Both men casually ordered refills on their coffee and Nerook asked for a bottle of Pernod and a clean glass. The waitron smoothly and unobtrusively attended to their orders in professional silence. Demille huddled in his seat trying not to pee as he started to realize some of the implications of what he was witnessing.
A man walked up to the table from behind them all. He stood precisely so that the camera could only get the barest profile of him. Demille thought that the man wore some kind of a mask, but it was hard to tell for sure. The stranger poured himself a glass of Pernod. He saluted the two old men who had summoned him to their impromptu court of the Revolution, the real one, not the pipe-dreams of egomaniacs or sociopaths with delusions of grandeur like the hapless fool suspended before them like a turd hoist on unseen fish-line.
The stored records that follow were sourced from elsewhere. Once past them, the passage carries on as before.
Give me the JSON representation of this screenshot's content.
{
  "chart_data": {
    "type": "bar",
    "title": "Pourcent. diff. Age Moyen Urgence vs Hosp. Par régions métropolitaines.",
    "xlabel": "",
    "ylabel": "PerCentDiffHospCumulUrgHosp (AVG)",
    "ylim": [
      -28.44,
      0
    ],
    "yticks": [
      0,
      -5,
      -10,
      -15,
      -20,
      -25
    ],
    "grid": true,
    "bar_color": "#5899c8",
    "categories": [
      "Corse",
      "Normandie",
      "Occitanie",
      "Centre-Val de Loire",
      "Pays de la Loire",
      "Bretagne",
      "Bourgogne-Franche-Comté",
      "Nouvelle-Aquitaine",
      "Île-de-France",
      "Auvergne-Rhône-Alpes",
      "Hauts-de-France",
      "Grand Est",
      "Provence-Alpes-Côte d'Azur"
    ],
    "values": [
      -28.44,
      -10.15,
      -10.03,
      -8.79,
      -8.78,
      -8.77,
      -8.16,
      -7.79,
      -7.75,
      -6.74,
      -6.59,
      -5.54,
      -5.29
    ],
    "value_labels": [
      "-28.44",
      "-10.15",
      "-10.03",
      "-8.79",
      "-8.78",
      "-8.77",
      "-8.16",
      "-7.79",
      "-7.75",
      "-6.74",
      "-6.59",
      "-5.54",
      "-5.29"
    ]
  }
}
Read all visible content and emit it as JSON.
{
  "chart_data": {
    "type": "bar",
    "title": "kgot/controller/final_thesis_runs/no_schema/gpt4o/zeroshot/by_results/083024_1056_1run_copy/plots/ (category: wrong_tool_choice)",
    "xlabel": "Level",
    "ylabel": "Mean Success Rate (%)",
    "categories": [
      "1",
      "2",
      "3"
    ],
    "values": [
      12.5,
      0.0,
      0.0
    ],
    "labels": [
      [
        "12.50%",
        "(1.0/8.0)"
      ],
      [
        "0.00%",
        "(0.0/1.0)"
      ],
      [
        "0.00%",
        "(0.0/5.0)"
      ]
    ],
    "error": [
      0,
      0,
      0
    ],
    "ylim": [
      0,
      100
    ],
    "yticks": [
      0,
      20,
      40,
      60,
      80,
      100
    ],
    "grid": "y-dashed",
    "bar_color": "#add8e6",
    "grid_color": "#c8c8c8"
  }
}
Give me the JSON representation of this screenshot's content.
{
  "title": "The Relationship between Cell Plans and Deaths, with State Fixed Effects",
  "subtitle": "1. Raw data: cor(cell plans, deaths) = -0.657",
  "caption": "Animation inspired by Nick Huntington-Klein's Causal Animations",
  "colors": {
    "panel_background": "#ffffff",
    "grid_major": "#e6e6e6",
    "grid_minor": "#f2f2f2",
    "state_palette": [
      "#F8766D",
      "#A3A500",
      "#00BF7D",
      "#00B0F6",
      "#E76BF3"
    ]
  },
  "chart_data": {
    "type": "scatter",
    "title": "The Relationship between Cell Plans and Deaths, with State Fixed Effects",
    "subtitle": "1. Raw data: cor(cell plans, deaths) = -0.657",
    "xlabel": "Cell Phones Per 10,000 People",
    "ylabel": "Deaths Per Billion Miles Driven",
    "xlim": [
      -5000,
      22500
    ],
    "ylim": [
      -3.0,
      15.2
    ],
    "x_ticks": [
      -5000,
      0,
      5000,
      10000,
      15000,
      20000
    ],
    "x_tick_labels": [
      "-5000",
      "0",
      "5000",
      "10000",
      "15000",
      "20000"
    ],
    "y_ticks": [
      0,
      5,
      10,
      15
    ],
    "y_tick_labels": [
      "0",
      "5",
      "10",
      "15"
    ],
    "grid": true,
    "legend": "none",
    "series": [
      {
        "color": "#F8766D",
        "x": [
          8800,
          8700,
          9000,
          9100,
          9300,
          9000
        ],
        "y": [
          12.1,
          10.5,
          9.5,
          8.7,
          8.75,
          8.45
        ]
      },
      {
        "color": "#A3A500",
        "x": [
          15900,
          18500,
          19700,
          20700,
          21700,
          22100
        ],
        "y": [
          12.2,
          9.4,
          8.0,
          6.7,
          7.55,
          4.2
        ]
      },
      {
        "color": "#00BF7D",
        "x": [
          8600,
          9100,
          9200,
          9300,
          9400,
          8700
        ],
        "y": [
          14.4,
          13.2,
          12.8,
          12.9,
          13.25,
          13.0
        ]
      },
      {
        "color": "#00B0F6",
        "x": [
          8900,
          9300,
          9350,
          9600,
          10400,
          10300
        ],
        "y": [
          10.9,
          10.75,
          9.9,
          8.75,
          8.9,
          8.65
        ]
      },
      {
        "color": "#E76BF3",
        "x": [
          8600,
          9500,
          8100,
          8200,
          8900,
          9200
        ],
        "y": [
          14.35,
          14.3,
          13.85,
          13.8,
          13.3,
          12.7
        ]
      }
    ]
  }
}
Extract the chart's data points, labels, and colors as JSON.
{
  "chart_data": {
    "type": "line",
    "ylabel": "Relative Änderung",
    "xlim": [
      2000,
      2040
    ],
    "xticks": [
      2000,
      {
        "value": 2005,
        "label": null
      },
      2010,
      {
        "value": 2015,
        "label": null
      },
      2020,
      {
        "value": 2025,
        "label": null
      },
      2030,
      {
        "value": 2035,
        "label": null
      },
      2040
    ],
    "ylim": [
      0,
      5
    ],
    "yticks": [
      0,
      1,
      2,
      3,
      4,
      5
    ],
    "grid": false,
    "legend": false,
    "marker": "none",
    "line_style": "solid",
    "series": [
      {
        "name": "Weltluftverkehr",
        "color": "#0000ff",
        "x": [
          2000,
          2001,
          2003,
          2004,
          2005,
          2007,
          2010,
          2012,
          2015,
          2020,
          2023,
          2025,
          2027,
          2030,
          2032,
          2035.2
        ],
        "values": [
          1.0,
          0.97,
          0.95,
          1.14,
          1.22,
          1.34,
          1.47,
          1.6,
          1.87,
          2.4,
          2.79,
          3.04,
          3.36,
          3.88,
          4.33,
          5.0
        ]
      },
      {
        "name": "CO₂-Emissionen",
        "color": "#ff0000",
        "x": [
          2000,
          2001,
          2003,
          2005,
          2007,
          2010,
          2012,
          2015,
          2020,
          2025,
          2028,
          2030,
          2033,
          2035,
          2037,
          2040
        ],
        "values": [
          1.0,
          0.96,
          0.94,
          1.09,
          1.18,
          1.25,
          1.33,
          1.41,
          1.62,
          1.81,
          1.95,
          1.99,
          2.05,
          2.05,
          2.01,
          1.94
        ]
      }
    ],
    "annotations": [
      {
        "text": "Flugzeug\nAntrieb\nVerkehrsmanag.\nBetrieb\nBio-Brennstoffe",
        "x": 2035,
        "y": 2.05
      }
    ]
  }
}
“I believe that we have an agreement, do we not gentlemen?”
“And I have the distinct impression that you would like me to relieve you two of this –clumsy ugly fool-- No?”
“That is correct.”
“Ah, but what am I to do with such poor material?”
“Teach him the true meaning of Terror, Navarre. It is what you do, is it not?”
“Ah, then you are giving him to me as an apprentice then, a disciple to learn the intricacies of my art, yes?”
“No. Once you have educated him as to the meaningful application of the techniques of Terror, he is to die.”
“But how so should he die?”
“Quietly. Silently. Unheard, unseen, unknown and unregarded. Forgotten.”
“To become a non-person then?”
“To become a missing person, one who claims full responsibility for his crime. His life will be a sordid testimony to the sad and sometimes violent extremes that knowledge of his own mediocrity can lead a man. His damnation will be the paltry and inconsequential legacy that he leaves behind as some sort of a testimony to the discredited creeds he willing and uncritically, unquestioningly allowed to pollute his mind and twist his soul. He was willing to kill and to destroy for the sake of his sham ideology, let him then suffer the consequences of such a choice, even as we all will, in our own time, answer for our own deeds and decisions.”
“Well said, sir. Both erudite and pompous in the right measure, I salute you. Know then, even though I do not share your revolutionist sentiments, I applaud the courage of your convictions. I respect your judgement. I will do as you instruct. Our debt is to be settled by this matter, yes?”
“Then it is as good as done.”
The masked man made his own stylish and flamboyant gesture and was suddenly absent.
The hovering man was gone as well.
Aesic and Nerook resumed their seats, ordered more coffee and picked up their conversation where they had left it, prior to the rude interruption. Demille excused himself, packed up his camera and walked all the way home in something of a trance. He had finally peed himself, but he didn't care. He had captured a conversation between a Mad Wizard, a barber and Navarre himself. He was going to be famous.